Bu kitabı 3. okumamda kısa da olsa bir inceleme yazmak istedim. Grigoriy Petrov kitapseverlerin, Beyaz Zambaklar Ülkesinde kitabıyla tanıdığı idealist bir yazardır. Kitabın ismiyle ve kapağıyla değerlendirenler soğuk bir Rus kasabasında geçen sıkıcı bir hikaye okuyacaklarını sanabilirler. Sanabilirler diyorum çünkü bu kitap üstüne konuştuğum kitabı okumamış birkaç kişiden bu yorumları duydum. Ne yazık ki onlar Beyaz Zambaklar Ülkesinde’yi de okumamıştı.
Bugünlerden şikayet eden, karamsarlığa düşen, nasıl sorusunu sorup cevabı aramaya mecali olmayanların bu kitabı okumasını tavsiye ediyorum. Çünküsünü ben açıklamadan kitaptan bir pasajın açıklayacağını düşünüyorum.
“Neyi satın almıyoruz söyleyin? Kendi başımıza ne üretiyoruz? Kurşun kalem, iğne, iplik, düğmeler - onları da yabancılardan alıyoruz. Söylemekten utanıyorum, ancak yabancıların düğmeleri olmasaydı, kıyafetlerimizi giyemezdik. Yabancı mendiller olmasaydı, kıyafetlerimizi giyemezdik. Yabancı kaşıklar, çatallar, bıçaklar olmasaydı neyle yemek yiyecektik. Kendimize ait hiçbir şeyimiz Yok. Her şey yurtdışından ithal ediliyor. Her şey pahalı. Ödeyemezsek kredi çekiyoruz. Bir yandan bir pahalılıktan şikayet ediyoruz, bir yandan övünüyoruz.

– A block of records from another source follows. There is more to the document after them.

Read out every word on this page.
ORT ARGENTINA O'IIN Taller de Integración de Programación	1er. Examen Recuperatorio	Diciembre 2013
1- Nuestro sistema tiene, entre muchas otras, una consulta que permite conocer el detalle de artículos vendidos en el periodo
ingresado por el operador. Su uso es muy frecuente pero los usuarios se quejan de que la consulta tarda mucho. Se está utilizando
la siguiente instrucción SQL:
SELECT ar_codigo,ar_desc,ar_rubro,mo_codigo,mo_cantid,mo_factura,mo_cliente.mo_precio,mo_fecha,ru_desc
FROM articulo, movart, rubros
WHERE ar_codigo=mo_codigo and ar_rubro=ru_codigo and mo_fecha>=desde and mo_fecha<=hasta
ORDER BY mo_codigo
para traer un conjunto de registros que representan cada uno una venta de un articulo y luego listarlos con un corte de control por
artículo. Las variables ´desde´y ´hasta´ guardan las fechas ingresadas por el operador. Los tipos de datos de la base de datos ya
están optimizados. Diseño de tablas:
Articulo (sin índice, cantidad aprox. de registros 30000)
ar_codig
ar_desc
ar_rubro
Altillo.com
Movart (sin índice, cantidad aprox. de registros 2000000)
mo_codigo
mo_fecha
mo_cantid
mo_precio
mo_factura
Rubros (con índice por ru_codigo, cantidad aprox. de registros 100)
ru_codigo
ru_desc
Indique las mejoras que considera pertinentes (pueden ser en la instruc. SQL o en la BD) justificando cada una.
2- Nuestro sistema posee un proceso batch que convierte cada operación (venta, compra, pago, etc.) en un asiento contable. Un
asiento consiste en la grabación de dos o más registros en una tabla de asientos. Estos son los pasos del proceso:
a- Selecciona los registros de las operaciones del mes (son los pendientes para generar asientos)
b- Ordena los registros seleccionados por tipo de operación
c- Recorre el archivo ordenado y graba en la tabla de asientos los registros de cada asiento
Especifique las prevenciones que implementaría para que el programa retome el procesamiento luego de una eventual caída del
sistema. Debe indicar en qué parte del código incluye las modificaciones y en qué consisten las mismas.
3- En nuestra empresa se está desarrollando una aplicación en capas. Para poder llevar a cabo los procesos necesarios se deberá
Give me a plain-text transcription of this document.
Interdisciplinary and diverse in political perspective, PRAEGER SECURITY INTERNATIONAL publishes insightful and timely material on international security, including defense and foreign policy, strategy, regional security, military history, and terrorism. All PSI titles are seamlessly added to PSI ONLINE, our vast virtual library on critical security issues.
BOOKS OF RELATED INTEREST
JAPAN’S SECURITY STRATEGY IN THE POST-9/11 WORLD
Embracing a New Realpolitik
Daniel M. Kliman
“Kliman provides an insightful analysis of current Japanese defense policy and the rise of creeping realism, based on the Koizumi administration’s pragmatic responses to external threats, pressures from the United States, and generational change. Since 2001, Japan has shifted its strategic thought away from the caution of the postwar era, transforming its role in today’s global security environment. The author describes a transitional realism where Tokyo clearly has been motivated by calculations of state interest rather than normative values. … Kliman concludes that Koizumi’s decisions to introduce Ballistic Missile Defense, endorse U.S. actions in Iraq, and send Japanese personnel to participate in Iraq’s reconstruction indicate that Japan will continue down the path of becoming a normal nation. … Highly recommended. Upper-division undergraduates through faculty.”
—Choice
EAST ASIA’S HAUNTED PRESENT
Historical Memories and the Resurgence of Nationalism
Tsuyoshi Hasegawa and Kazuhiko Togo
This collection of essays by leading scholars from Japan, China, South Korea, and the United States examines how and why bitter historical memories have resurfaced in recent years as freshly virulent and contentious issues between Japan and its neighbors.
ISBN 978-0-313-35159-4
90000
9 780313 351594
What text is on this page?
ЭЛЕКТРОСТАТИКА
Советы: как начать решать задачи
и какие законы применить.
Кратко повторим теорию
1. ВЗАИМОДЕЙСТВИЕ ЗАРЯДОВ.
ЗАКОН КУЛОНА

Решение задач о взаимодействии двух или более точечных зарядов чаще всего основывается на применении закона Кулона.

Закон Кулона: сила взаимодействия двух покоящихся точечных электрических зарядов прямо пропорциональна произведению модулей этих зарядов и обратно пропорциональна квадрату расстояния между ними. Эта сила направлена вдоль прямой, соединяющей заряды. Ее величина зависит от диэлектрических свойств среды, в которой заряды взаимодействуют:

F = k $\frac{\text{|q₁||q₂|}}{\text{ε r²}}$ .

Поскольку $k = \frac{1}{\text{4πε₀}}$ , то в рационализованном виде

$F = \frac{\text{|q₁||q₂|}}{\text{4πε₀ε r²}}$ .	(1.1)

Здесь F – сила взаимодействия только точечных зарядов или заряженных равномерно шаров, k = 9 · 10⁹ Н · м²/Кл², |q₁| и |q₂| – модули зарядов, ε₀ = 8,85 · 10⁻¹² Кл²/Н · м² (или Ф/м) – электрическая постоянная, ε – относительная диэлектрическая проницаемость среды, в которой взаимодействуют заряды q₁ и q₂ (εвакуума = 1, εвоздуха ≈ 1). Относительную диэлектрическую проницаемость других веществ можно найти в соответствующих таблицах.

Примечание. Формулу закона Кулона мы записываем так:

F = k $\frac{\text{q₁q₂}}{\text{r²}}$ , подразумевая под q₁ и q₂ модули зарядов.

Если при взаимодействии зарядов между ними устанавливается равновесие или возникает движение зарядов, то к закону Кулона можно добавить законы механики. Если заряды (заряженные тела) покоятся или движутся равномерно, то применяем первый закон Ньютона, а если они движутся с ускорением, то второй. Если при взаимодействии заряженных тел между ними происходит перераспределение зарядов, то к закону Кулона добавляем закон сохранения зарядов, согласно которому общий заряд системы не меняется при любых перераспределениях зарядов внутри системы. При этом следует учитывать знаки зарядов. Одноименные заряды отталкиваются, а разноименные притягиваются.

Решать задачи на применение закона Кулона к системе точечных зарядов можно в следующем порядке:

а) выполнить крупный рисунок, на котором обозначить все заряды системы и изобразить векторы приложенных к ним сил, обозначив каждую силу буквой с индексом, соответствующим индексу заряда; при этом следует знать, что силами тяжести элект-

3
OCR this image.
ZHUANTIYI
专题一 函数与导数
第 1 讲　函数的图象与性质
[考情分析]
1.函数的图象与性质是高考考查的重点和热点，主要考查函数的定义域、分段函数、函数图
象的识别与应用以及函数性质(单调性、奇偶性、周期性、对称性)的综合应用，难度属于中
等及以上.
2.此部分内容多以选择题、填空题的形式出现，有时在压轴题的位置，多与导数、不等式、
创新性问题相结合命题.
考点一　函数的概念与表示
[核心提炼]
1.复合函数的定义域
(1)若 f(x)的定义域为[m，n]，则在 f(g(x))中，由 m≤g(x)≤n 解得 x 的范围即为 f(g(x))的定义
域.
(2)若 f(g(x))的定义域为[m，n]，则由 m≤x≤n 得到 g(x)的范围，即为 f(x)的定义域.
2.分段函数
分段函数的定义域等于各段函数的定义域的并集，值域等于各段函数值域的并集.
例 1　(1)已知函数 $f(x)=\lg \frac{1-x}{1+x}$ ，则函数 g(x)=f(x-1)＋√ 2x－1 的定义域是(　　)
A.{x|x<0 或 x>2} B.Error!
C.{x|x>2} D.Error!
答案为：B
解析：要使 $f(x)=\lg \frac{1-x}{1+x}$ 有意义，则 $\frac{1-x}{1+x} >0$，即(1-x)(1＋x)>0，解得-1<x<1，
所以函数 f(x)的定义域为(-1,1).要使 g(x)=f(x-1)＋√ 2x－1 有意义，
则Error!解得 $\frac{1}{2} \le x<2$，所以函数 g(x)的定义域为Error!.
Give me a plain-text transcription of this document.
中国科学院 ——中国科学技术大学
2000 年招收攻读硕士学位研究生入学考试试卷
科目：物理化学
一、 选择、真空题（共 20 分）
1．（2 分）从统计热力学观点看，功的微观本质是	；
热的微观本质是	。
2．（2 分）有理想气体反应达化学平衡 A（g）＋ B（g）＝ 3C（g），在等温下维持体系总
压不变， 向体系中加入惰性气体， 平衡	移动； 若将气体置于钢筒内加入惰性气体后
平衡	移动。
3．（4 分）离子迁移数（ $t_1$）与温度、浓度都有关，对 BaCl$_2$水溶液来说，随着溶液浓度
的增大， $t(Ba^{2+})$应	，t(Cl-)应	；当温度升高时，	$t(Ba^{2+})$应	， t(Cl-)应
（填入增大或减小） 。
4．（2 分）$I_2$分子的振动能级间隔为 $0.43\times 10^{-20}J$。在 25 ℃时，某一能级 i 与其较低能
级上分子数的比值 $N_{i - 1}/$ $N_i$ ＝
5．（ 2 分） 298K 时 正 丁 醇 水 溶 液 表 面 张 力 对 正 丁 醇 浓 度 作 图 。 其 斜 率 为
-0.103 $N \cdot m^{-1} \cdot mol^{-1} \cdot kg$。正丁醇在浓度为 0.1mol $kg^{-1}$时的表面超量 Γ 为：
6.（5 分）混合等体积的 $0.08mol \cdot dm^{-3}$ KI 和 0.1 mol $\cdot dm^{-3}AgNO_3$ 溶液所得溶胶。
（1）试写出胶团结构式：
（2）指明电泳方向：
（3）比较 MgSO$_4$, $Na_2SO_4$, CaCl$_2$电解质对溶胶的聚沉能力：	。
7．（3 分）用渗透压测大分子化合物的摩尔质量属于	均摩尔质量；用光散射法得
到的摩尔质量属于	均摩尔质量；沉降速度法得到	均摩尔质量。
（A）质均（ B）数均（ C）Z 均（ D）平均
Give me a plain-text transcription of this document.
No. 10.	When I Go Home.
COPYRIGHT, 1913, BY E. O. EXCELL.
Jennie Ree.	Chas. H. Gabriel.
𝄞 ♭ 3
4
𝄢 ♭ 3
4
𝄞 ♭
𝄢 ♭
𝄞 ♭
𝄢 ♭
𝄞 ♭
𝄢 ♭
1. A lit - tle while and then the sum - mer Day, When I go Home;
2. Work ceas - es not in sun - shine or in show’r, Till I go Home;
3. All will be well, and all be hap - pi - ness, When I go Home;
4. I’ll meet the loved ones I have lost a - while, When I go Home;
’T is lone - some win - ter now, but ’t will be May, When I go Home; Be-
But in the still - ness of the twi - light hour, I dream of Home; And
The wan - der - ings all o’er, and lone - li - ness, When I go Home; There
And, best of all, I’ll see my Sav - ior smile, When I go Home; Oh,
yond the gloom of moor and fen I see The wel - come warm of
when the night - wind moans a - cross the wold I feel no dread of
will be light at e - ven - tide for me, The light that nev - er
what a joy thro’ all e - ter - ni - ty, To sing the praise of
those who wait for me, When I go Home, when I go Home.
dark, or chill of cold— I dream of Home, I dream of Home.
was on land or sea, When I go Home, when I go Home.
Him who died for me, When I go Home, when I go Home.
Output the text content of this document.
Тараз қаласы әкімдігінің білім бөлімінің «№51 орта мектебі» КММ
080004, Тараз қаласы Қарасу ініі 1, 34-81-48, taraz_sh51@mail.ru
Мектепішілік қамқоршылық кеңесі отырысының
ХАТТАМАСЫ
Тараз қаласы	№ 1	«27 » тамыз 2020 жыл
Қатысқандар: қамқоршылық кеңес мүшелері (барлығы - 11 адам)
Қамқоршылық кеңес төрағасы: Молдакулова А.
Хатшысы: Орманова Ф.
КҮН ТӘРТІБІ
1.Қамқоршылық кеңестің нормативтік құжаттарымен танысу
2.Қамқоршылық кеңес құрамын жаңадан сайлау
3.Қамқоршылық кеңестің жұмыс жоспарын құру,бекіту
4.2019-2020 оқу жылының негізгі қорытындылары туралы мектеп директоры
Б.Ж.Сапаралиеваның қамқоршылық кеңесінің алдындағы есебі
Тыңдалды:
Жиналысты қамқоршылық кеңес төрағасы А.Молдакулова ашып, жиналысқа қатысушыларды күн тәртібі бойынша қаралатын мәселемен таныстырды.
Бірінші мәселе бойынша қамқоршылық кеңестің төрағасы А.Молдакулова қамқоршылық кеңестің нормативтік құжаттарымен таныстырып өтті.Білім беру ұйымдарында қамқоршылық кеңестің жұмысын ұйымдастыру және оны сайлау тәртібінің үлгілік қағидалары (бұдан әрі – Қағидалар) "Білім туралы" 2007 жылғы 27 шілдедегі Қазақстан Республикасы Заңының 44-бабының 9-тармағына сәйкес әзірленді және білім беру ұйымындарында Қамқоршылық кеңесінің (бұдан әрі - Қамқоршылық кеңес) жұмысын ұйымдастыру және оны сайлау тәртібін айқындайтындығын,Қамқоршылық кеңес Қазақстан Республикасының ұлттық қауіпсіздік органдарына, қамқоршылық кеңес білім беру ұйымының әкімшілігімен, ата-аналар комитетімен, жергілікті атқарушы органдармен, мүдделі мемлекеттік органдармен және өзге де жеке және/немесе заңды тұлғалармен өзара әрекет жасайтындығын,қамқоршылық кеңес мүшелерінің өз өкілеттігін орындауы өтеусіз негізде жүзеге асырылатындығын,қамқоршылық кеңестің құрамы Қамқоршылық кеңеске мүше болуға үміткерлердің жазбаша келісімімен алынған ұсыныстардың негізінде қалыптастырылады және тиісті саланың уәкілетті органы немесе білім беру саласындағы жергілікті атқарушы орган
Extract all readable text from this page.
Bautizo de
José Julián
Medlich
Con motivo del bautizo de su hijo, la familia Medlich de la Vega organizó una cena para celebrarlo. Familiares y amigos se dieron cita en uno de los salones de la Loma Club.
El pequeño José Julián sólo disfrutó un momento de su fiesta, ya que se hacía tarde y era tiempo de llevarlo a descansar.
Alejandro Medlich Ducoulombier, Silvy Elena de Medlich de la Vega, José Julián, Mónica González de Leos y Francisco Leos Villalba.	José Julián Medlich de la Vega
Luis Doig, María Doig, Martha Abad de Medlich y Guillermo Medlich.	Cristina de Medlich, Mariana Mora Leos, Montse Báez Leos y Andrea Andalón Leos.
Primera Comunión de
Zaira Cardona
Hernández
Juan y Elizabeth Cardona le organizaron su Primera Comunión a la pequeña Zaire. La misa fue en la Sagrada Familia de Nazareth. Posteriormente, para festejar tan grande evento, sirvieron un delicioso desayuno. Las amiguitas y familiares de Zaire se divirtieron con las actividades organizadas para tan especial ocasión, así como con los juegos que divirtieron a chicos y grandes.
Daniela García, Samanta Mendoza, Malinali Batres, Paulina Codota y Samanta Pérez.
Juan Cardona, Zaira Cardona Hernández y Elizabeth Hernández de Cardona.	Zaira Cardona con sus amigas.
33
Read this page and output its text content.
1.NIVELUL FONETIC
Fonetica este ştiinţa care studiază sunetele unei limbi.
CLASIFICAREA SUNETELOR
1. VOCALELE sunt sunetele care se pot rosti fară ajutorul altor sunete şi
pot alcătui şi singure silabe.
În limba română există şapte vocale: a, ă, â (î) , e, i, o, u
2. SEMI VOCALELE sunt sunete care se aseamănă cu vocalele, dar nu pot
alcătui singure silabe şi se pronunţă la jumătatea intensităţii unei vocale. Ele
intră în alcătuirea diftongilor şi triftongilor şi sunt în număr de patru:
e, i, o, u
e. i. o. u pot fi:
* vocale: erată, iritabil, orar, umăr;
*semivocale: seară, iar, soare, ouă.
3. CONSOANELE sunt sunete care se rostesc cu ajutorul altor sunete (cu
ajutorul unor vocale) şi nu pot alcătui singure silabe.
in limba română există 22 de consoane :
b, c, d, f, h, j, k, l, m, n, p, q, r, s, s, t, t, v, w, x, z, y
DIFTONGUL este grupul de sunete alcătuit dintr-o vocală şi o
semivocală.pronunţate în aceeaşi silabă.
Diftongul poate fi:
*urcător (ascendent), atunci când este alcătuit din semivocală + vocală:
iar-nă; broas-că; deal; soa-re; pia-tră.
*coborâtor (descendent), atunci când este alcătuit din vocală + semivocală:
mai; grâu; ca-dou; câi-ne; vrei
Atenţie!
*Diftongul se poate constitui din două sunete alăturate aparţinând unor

Güya bizim toprağımız en verimlisi, en büyüğü. Güya her şeye sahibiz. Aynı şey halk için de geçerli. Milyonlar, on milyonlar, yüz milyonlar okuma yazma bilmiyor. Zihinsel olarak körler. Yüz milyonluk halk, gözleri henüz açık olmayan kör bir köpek yavrusu gibi. Hem de bir, iki hafta değil, yüz, beş yüz, bin yıl boyunca kapalı. Ne korkutucu!
...”
İncelemeye devam etmeye gerek yok bence. Ne dersiniz?